Prove it's a constraint, not a symptom.
Work was both waiting and being redone. High rework (~25% of effort) plus low flow efficiency (~28%) means work was being built before it was right, then done again. That points upstream, to requirements not being set properly before work entered the sprint, not to a slow team or a downstream queue.
The hypothesis and the fix.
If requirements and key decisions are resolved before work enters the sprint, rework and decision latency fall, and predictability, flow efficiency and carry-over improve without adding capacity.
- 01Definition of Ready
A story cannot enter a sprint until acceptance criteria, dependencies, stakeholder alignment, story points and a product owner are in place.

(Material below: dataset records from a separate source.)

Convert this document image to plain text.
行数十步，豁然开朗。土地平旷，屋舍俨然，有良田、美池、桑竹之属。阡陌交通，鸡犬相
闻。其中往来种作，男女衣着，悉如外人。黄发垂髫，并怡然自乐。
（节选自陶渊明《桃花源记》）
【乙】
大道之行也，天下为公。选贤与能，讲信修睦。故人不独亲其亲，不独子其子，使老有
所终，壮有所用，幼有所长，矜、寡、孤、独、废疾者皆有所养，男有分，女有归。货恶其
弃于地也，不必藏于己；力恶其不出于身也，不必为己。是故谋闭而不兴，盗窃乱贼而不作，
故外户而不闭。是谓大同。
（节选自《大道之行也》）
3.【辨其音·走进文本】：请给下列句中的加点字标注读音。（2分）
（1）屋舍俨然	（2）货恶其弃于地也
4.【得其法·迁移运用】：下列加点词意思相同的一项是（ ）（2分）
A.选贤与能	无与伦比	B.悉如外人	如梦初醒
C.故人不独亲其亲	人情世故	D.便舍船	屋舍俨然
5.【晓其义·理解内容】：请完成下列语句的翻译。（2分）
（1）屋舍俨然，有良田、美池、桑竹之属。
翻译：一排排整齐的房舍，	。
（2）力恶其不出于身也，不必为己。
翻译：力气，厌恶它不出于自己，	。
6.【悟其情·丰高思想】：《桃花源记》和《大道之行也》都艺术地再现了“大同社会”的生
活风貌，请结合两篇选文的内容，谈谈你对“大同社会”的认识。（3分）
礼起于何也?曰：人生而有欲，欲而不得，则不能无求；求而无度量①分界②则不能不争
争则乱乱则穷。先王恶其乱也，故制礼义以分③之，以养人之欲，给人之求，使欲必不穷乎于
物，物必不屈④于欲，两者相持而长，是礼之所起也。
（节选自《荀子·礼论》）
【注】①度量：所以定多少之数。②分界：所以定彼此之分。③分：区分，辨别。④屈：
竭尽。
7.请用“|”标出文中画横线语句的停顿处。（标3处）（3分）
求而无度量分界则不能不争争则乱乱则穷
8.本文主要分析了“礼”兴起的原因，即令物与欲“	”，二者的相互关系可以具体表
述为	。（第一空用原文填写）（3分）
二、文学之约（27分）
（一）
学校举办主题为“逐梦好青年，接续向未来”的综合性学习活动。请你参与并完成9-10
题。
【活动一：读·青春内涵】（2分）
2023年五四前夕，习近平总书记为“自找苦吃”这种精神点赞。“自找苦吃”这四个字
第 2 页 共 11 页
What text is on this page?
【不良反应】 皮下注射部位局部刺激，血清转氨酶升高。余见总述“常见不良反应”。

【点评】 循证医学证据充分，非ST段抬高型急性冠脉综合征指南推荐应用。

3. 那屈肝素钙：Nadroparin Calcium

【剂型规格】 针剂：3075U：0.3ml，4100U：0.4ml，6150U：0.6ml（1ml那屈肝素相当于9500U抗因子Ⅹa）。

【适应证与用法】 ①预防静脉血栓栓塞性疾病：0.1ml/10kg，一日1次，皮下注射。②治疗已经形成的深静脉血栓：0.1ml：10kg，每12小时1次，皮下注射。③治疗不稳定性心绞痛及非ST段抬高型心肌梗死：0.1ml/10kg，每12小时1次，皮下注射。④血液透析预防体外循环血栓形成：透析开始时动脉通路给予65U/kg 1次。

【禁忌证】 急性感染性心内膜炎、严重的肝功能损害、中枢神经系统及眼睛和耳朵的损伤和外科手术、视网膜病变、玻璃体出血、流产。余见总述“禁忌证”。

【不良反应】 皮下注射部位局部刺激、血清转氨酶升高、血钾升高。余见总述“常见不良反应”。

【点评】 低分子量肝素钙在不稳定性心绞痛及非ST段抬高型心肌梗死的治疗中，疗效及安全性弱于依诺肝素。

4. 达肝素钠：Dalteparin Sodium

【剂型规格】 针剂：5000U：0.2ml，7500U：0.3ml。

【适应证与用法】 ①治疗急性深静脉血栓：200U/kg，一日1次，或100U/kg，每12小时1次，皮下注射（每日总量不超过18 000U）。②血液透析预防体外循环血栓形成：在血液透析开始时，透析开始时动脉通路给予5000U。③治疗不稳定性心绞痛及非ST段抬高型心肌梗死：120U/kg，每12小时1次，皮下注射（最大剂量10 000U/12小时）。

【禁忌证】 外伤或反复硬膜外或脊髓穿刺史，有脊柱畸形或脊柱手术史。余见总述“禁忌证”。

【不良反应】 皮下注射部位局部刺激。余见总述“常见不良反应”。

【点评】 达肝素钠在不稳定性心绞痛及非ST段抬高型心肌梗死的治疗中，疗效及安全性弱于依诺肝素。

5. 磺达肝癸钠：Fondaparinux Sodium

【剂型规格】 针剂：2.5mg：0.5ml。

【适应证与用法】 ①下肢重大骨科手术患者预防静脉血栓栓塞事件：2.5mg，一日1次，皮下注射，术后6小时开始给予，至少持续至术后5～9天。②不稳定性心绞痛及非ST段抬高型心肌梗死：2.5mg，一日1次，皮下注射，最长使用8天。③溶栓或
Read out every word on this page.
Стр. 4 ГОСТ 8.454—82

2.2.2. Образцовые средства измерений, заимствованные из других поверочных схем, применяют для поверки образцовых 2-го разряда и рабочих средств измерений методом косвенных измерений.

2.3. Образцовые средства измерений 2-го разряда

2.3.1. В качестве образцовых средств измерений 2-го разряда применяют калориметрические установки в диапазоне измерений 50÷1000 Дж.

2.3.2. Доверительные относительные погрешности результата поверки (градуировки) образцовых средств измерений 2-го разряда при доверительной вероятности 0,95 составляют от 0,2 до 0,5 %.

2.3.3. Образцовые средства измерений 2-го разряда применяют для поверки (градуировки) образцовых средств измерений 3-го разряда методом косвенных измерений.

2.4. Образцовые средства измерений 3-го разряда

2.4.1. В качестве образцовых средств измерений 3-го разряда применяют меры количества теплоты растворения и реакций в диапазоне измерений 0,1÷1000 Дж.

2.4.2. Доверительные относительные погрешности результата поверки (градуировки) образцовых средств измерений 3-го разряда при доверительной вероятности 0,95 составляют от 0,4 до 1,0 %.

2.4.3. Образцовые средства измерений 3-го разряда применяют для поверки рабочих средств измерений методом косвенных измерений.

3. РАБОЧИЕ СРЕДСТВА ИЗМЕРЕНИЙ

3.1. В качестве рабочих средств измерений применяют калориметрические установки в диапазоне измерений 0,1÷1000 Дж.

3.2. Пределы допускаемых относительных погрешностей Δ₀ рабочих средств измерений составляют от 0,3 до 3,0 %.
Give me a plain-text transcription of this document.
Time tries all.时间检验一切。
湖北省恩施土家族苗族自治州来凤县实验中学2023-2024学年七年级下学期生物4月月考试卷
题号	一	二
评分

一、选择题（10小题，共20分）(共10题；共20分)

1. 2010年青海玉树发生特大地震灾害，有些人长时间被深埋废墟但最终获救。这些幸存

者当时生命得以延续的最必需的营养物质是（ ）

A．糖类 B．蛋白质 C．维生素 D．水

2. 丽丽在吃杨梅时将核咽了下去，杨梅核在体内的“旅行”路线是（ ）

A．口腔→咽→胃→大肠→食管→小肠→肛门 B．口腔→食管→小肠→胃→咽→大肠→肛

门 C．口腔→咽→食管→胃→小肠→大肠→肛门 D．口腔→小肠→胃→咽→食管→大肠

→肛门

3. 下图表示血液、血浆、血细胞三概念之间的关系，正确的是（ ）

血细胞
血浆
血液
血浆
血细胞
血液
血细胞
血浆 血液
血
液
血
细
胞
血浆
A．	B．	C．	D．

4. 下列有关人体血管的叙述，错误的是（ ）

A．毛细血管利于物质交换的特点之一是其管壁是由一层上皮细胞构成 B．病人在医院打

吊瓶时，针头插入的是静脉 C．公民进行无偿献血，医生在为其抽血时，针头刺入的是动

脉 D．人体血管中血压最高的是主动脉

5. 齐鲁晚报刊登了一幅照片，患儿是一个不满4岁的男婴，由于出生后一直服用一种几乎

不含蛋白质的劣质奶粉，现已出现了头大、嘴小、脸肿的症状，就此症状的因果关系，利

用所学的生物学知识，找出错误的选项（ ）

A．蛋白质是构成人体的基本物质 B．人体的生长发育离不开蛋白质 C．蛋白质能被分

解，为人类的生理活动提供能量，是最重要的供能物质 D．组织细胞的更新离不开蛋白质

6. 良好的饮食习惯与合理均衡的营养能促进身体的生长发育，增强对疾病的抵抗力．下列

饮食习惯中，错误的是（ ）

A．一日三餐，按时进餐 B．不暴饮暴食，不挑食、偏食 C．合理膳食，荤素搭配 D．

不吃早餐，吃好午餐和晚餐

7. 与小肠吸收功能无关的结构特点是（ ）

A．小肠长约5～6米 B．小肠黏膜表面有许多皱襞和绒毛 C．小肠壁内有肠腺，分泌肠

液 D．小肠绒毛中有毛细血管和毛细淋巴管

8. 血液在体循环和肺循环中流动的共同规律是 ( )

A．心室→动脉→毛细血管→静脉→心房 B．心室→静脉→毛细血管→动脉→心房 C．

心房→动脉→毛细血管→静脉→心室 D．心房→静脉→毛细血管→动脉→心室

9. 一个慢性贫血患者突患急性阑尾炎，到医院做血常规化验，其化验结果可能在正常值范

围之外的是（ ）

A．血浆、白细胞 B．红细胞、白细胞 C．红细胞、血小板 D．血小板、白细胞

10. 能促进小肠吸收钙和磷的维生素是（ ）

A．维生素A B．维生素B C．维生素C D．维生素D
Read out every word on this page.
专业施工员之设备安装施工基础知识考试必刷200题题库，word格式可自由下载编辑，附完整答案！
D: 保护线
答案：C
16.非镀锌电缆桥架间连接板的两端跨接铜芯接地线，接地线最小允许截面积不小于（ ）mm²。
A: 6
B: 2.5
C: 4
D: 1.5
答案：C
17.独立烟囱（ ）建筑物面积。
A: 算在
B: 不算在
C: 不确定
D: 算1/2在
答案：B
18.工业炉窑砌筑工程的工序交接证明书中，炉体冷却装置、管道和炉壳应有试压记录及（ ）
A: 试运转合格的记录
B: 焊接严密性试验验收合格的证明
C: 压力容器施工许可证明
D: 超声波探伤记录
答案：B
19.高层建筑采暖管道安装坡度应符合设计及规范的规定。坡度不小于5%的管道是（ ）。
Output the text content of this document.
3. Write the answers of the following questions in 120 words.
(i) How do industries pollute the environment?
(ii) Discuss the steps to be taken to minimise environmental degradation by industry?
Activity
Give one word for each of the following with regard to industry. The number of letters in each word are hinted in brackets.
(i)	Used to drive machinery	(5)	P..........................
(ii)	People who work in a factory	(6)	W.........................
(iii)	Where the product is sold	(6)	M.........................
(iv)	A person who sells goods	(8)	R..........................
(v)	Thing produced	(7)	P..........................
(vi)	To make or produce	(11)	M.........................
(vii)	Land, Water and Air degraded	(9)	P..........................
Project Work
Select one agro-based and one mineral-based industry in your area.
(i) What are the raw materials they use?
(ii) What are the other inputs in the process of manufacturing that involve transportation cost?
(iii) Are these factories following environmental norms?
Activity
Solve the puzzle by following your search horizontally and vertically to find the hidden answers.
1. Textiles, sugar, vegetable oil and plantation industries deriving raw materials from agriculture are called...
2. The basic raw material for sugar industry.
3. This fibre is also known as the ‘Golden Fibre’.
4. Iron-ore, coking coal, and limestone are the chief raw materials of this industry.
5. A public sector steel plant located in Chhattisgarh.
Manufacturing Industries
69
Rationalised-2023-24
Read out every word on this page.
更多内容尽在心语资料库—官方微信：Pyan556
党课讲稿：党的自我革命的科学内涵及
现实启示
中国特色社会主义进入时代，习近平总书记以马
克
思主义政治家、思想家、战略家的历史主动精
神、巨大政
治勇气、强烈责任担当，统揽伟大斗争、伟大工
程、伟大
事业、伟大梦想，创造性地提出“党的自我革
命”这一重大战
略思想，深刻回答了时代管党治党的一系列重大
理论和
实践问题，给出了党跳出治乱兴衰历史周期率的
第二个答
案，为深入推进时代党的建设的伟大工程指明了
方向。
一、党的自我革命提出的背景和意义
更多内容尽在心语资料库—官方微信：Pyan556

- 02Decisions moved upstream
Product and design decisions resolved before commitment, not mid-build.
- 03Stakeholder alignment first
On high-impact work, senior leadership reviews before effort is invested.
- 04Rework tracking
Turned the one-off diagnosis estimate into a standing metric, flagged automatically at sprint start.
Bringing people with it.
High-performing teams win by removing friction, not by working harder. I borrowed the marginal-gains idea associated with Dave Brailsford and British Cycling, lots of tiny improvements compounding, and pointed it at our own friction: rebuilding work that was already "finished". That framing landed because every function recognised the frustration of redoing finished work. The vision was one line: decide before we build, so we build it once.
The change was shopped round, not announced once. Prove it on one team and let results pull the rest.
We were not making any one function more efficient. We were improving the whole value stream.
Built into the tooling.
A process that relies on memory decays, so the gate was enforced in the work-management system, not left to discipline.
These were required fields, and a workflow rule blocked the move into a sprint until every one was complete. One shared scheme, inherited by every team, with a tracked exception path for genuine urgent cases.
The result.
No capacity added. The gate held because the system enforced it, and the metrics showed whether it was sticking.
Reporting ran on three tiers: team-level dashboards inside each squad for daily flow signal, a senior-leadership rollup that compared squads on the same measures, and a constraint-level view that tracked readiness violations and rework trends across the whole product organisation.
| Squad | Predictability | Carry-over | Cycle time |
|---|---|---|---|
| Reading | 82% | 12% | 5.1d |
| Writing | 58% | 34% | 8.4d |
| Workflow | 74% | 18% | 7.2d |
| Platform | 88% | 9% | 4.8d |
Building a production system from scratch at a data design consultancy (The Economist Group). Where this systems approach started.
Note on figures: the 58% to 89% predictability gain was measured over two quarters and is accurate. Some supporting numbers (rework rate, the ~85% pilot figure, and the per-squad table above) are approximate or illustrative, included to show how the reporting reads rather than as exact reported values.